Sonics belong on list of NBA's best teams. Seattle has the talent to match any club's, plus a superb teacher-coach in Lenny Wilkens

For whatever it's worth in mid-January, the three best teams in the National Basketball Association this season are the Philadelphia 76ers, the Boston Celtics, and the defending champion Los Angeles Lakers. All that needs to be added are the words: although not necessarily in that order.

However, there is enough hard evidence around to suggest that one should not overlook the Seattle SuperSonics, who are well coached, well balanced, and well organized. In fact Seattle, if you remember, opened the 1982-83 season with 12 consecutive victories, seven of which came on the road.

The problems the Sonics have been having lately are not due to a lack of talent, but because of injuries to several key players, including the team's all-purpose center Jack Sikma. Although Sikma is not quite as good a rebounder as Moses Malone, he has in this writer's opinion gone past Kareem Abdul-Jabbar and Robert Parish as an all-around, offensive-defensive player.

''As of this moment, I don't think Seattle overall is as good a team as Philadelphia, Boston, or Los Angeles,'' Sikma told me during a stopover in LA. ''But I think we can be by the time the playoffs start in May. To do that we're going to need a more dependable and a more experienced bench.

''Actually I shouldn't have said that,'' Jack continued. ''It's not fair for me or anyone else to put that much burden on our bench, which has been doing a good job. But we do have some kids back there, and how much they are able to learn in our remaining games is probably going to determine how well we do in the playoffs.''

Seattle, which has one of the top coaches in the NBA in Lenny Wilkens, often plays some of the best defense in the league. Perhaps Wilkens's greatest strength as a coach is that he played pro basketball himself for nine years and knows all the tricks.

Lenny doesn't coach so much as he teaches, and with young players who are willing to listen that can produce all kinds of unexpected dividends. He is also good at matchups - that curious area of coaching where an opponent's offensive stars can sometimes be held below their scoring averages by the aggressiveness of certain defensive players. The trick is to know which of your players can do this effectively.

Wilkens, who is too smart to get pulled into any serious discussion of whether Philadelphia, Boston, or Los Angeles is the NBA's top team, did say that he thinks everybody is impressed with the 76ers. But like any coach who has been around for a while, he knows that the playoffs (even with Malone in Philadelphia's lineup) often turn out to be unpredictable.

''When everybody on the Sonics is healthy, I think our starting five can compete with any team in the NBA,'' Lenny said. ''But when you look at our bench we're basically a young team that too often, in its enthusiasm to play well, ends up turning the ball over. By the end of the season, I hope we will have learned enough so that we won't keep repeating our mistakes.''

Although Sikma is the Sonics' key player (because he gets them the ball), Wilkens has the prototype power forward in 250-pound Lonnie Shelton, who might well have made it as a linebacker in the NFL if he had been so inclined. Lenny also has a clever small forward in Danny Vranes, plus help off the bench up front from Greg Kelser.
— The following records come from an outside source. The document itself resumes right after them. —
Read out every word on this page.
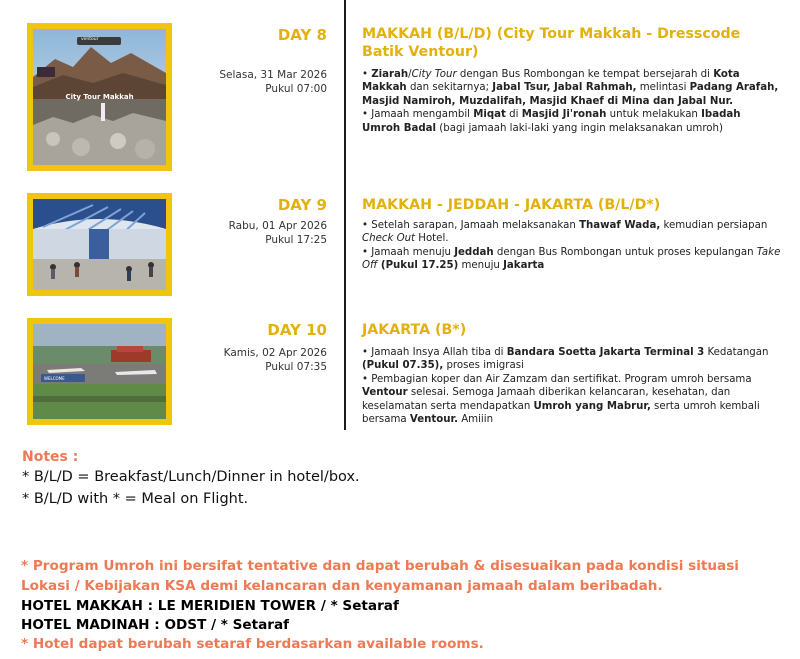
ventour
City Tour Makkah
DAY 8
Selasa, 31 Mar 2026
Pukul 07:00
MAKKAH (B/L/D) (City Tour Makkah - Dresscode Batik Ventour)
• Ziarah/City Tour dengan Bus Rombongan ke tempat bersejarah di Kota Makkah dan sekitarnya; Jabal Tsur, Jabal Rahmah, melintasi Padang Arafah, Masjid Namiroh, Muzdalifah, Masjid Khaef di Mina dan Jabal Nur.
• Jamaah mengambil Miqat di Masjid Ji'ronah untuk melakukan Ibadah Umroh Badal (bagi jamaah laki-laki yang ingin melaksanakan umroh)
DAY 9
Rabu, 01 Apr 2026
Pukul 17:25
MAKKAH - JEDDAH - JAKARTA (B/L/D*)
• Setelah sarapan, Jamaah melaksanakan Thawaf Wada, kemudian persiapan Check Out Hotel.
• Jamaah menuju Jeddah dengan Bus Rombongan untuk proses kepulangan Take Off (Pukul 17.25) menuju Jakarta
WELCOME
DAY 10
Kamis, 02 Apr 2026
Pukul 07:35
JAKARTA (B*)
• Jamaah Insya Allah tiba di Bandara Soetta Jakarta Terminal 3 Kedatangan (Pukul 07.35), proses imigrasi
• Pembagian koper dan Air Zamzam dan sertifikat. Program umroh bersama Ventour selesai. Semoga Jamaah diberikan kelancaran, kesehatan, dan keselamatan serta mendapatkan Umroh yang Mabrur, serta umroh kembali bersama Ventour. Amiiin
Notes :
* B/L/D = Breakfast/Lunch/Dinner in hotel/box.
* B/L/D with * = Meal on Flight.
* Program Umroh ini bersifat tentative dan dapat berubah & disesuaikan pada kondisi situasi Lokasi / Kebijakan KSA demi kelancaran dan kenyamanan jamaah dalam beribadah.
HOTEL MAKKAH : LE MERIDIEN TOWER / * Setaraf
HOTEL MADINAH : ODST / * Setaraf
* Hotel dapat berubah setaraf berdasarkan available rooms.
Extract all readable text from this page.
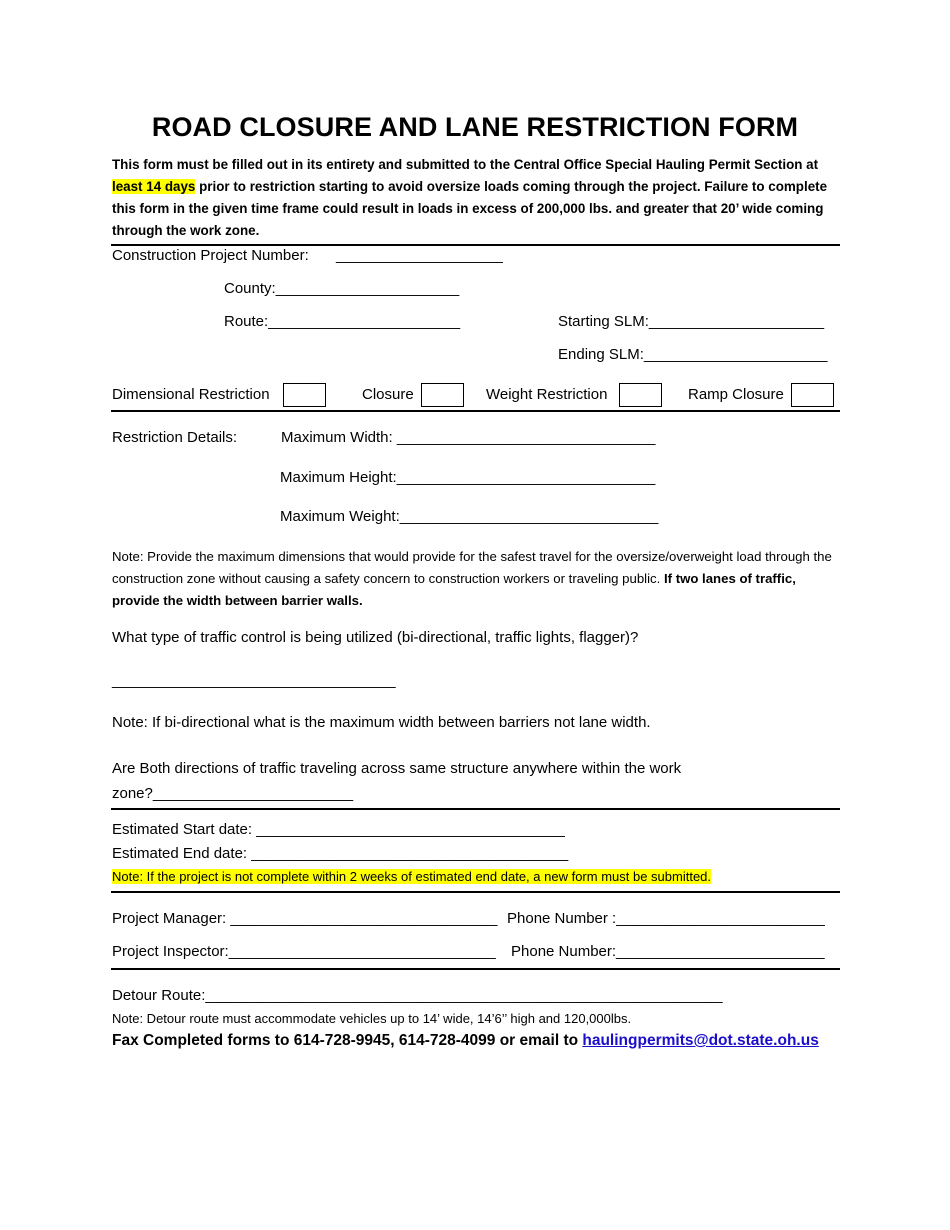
ROAD CLOSURE AND LANE RESTRICTION FORM
This form must be filled out in its entirety and submitted to the Central Office Special Hauling Permit Section at least 14 days prior to restriction starting to avoid oversize loads coming through the project. Failure to complete this form in the given time frame could result in loads in excess of 200,000 lbs. and greater that 20’ wide coming through the work zone.
Construction Project Number: ____________________
County:______________________
Route:_______________________	Starting SLM:_____________________
Ending SLM:______________________
Dimensional Restriction	Closure	Weight Restriction	Ramp Closure
Restriction Details:	Maximum Width: _______________________________
Maximum Height:_______________________________
Maximum Weight:_______________________________
Note: Provide the maximum dimensions that would provide for the safest travel for the oversize/overweight load through the construction zone without causing a safety concern to construction workers or traveling public. If two lanes of traffic, provide the width between barrier walls.
What type of traffic control is being utilized (bi-directional, traffic lights, flagger)?
__________________________________
Note: If bi-directional what is the maximum width between barriers not lane width.
Are Both directions of traffic traveling across same structure anywhere within the work
zone?________________________
Estimated Start date: _____________________________________
Estimated End date: ______________________________________
Note: If the project is not complete within 2 weeks of estimated end date, a new form must be submitted.
Project Manager: ________________________________ Phone Number :_________________________
Project Inspector:________________________________ Phone Number:_________________________
Detour Route:______________________________________________________________
Note: Detour route must accommodate vehicles up to 14’ wide, 14’6’’ high and 120,000lbs.
Fax Completed forms to 614-728-9945, 614-728-4099 or email to haulingpermits@dot.state.oh.us
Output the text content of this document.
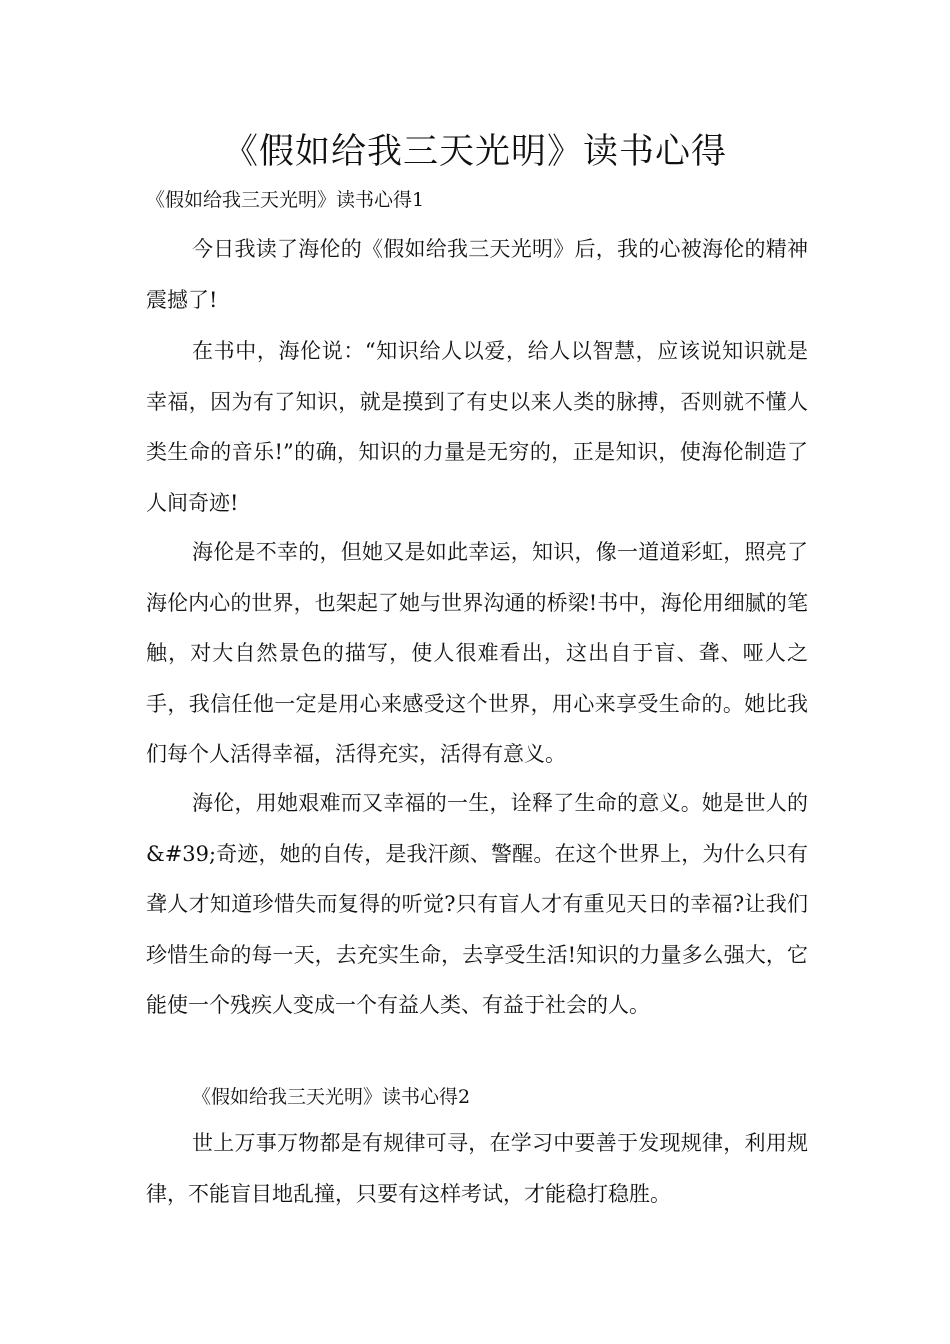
《假如给我三天光明》读书心得

《假如给我三天光明》读书心得1

今日我读了海伦的《假如给我三天光明》后，我的心被海伦的精神震撼了!

在书中，海伦说：“知识给人以爱，给人以智慧，应该说知识就是幸福，因为有了知识，就是摸到了有史以来人类的脉搏，否则就不懂人类生命的音乐!”的确，知识的力量是无穷的，正是知识，使海伦制造了人间奇迹!

海伦是不幸的，但她又是如此幸运，知识，像一道道彩虹，照亮了海伦内心的世界，也架起了她与世界沟通的桥梁!书中，海伦用细腻的笔触，对大自然景色的描写，使人很难看出，这出自于盲、聋、哑人之手，我信任他一定是用心来感受这个世界，用心来享受生命的。她比我们每个人活得幸福，活得充实，活得有意义。

海伦，用她艰难而又幸福的一生，诠释了生命的意义。她是世人的&#39;奇迹，她的自传，是我汗颜、警醒。在这个世界上，为什么只有聋人才知道珍惜失而复得的听觉?只有盲人才有重见天日的幸福?让我们珍惜生命的每一天，去充实生命，去享受生活!知识的力量多么强大，它能使一个残疾人变成一个有益人类、有益于社会的人。

《假如给我三天光明》读书心得2

世上万事万物都是有规律可寻，在学习中要善于发现规律，利用规律，不能盲目地乱撞，只要有这样考试，才能稳打稳胜。
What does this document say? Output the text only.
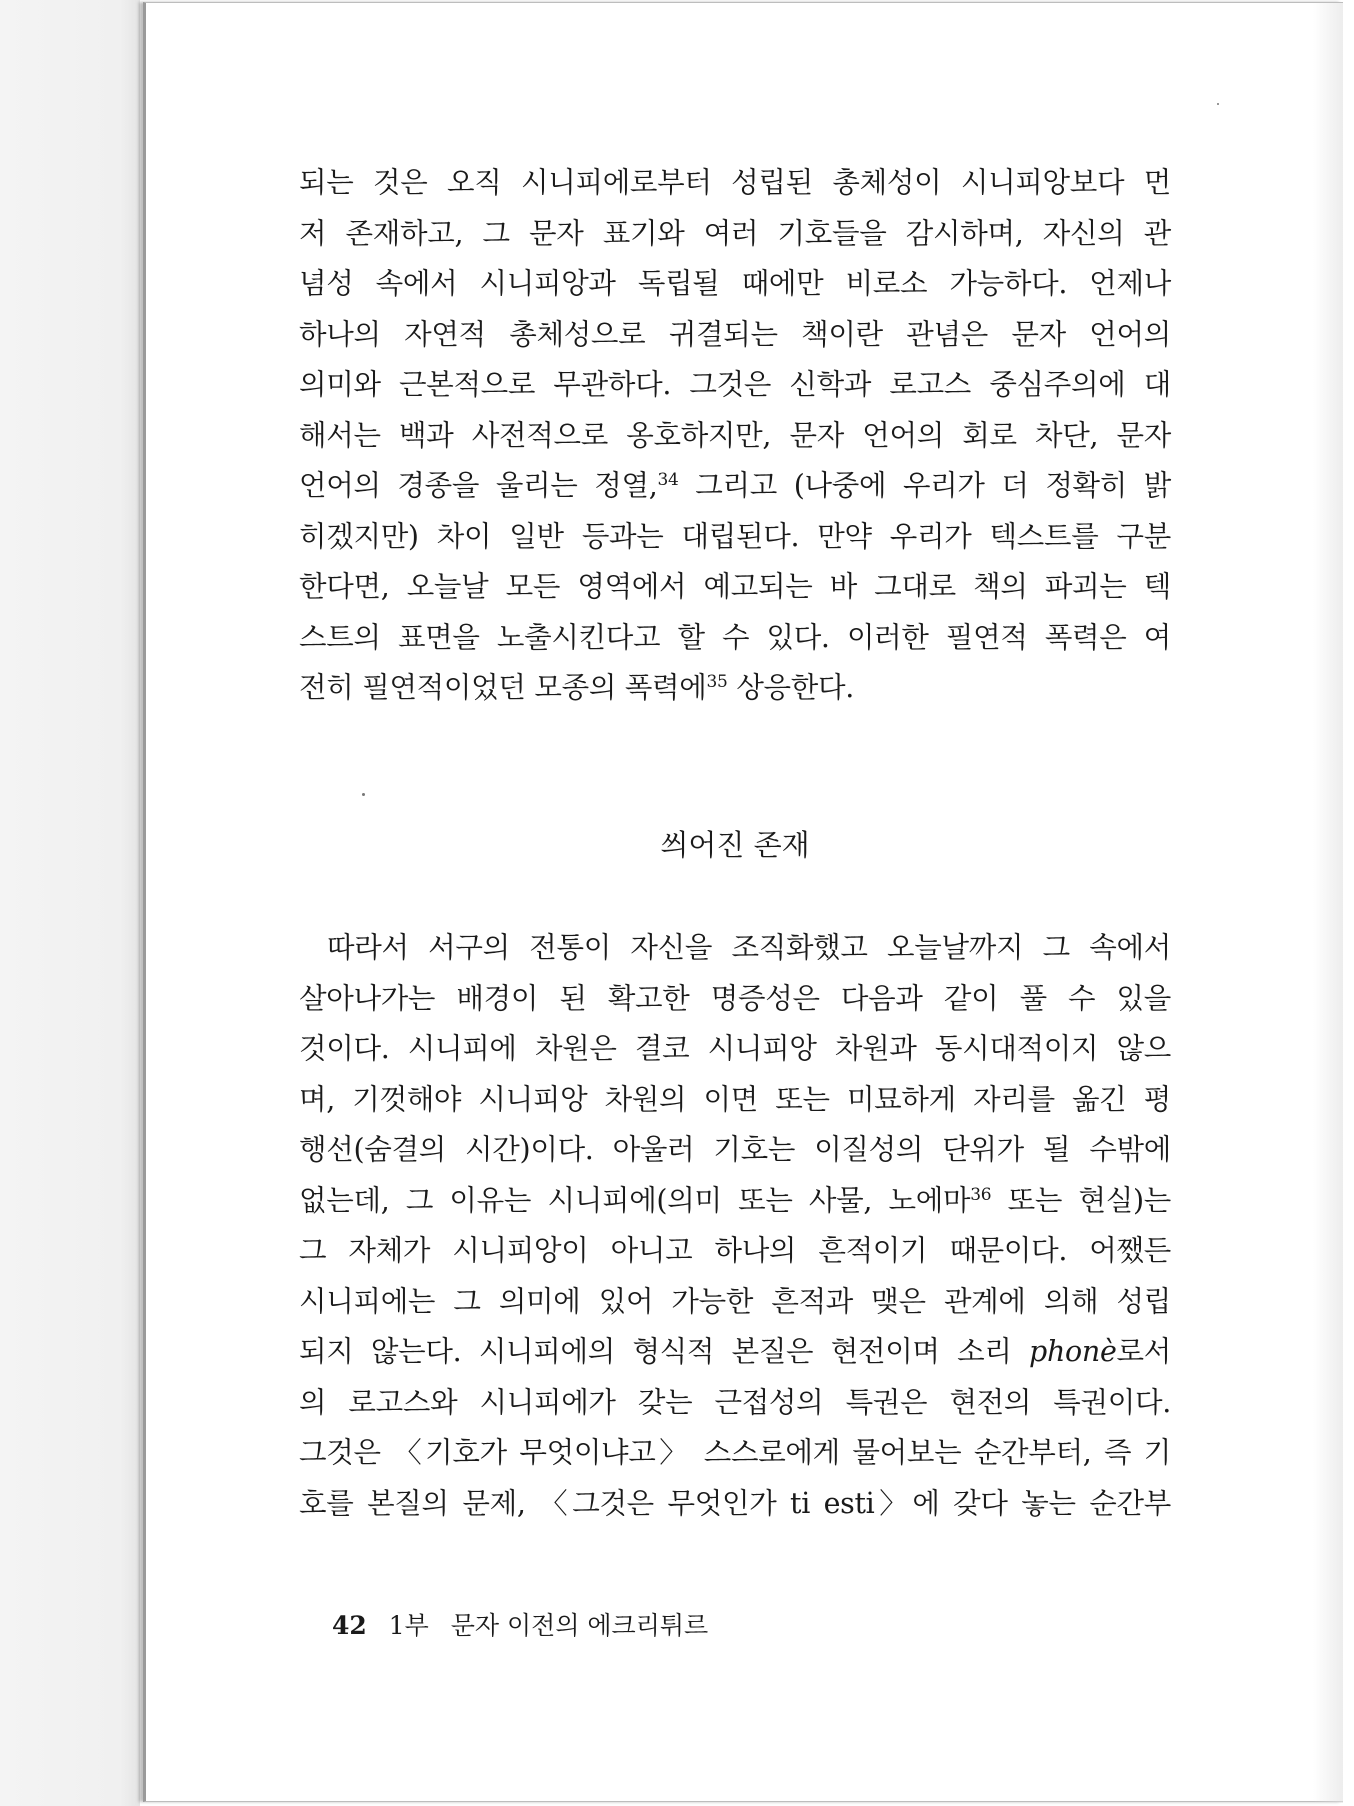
되는 것은 오직 시니피에로부터 성립된 총체성이 시니피앙보다 먼
저 존재하고, 그 문자 표기와 여러 기호들을 감시하며, 자신의 관
념성 속에서 시니피앙과 독립될 때에만 비로소 가능하다. 언제나
하나의 자연적 총체성으로 귀결되는 책이란 관념은 문자 언어의
의미와 근본적으로 무관하다. 그것은 신학과 로고스 중심주의에 대
해서는 백과 사전적으로 옹호하지만, 문자 언어의 회로 차단, 문자
언어의 경종을 울리는 정열,$^{34}$ 그리고 (나중에 우리가 더 정확히 밝
히겠지만) 차이 일반 등과는 대립된다. 만약 우리가 텍스트를 구분
한다면, 오늘날 모든 영역에서 예고되는 바 그대로 책의 파괴는 텍
스트의 표면을 노출시킨다고 할 수 있다. 이러한 필연적 폭력은 여
전히 필연적이었던 모종의 폭력에$^{35}$ 상응한다.
씌어진 존재
따라서 서구의 전통이 자신을 조직화했고 오늘날까지 그 속에서
살아나가는 배경이 된 확고한 명증성은 다음과 같이 풀 수 있을
것이다. 시니피에 차원은 결코 시니피앙 차원과 동시대적이지 않으
며, 기껏해야 시니피앙 차원의 이면 또는 미묘하게 자리를 옮긴 평
행선(숨결의 시간)이다. 아울러 기호는 이질성의 단위가 될 수밖에
없는데, 그 이유는 시니피에(의미 또는 사물, 노에마$^{36}$ 또는 현실)는
그 자체가 시니피앙이 아니고 하나의 흔적이기 때문이다. 어쨌든
시니피에는 그 의미에 있어 가능한 흔적과 맺은 관계에 의해 성립
되지 않는다. 시니피에의 형식적 본질은 현전이며 소리 phonè로서
의 로고스와 시니피에가 갖는 근접성의 특권은 현전의 특권이다.
그것은 〈기호가 무엇이냐고〉 스스로에게 물어보는 순간부터, 즉 기
호를 본질의 문제, 〈그것은 무엇인가 ti esti〉에 갖다 놓는 순간부
42 1부 문자 이전의 에크리튀르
There isn't a starting guard in the league who can do more things than Gus Williams, and running with Williams in the backcourt is David Thompson, whose 44 -inch vertical leap from a standing position is probably still unmatched on this planet.

Thompson, who had a lot of personal problems before coming to the Sonics from Denver in an off-season trade, was averaging close to 20 points a game until he was injured. David is an early candidate for NBA Comeback Player of the Year honors.

''Until last year, Denver always gave me as much floor time as I wanted,'' Thompson explained. ''Even in games when my shooting rhythm wasn't there at the beginning, they always stayed with me until I got my offense going.

''They knew that eventually I'd be good for a lot of points and I knew it, too. But when the Nuggets switched to a new offense last season, they changed my role so completely that I ended up coming off the bench. And I'm always going to be a better player starting than I would be as a substitute.''

Before so many of their players started missing games with injuries, Seattle had the best road record of any NBA team this season - always a strong recommendation when rating possible giant killers in the playoffs.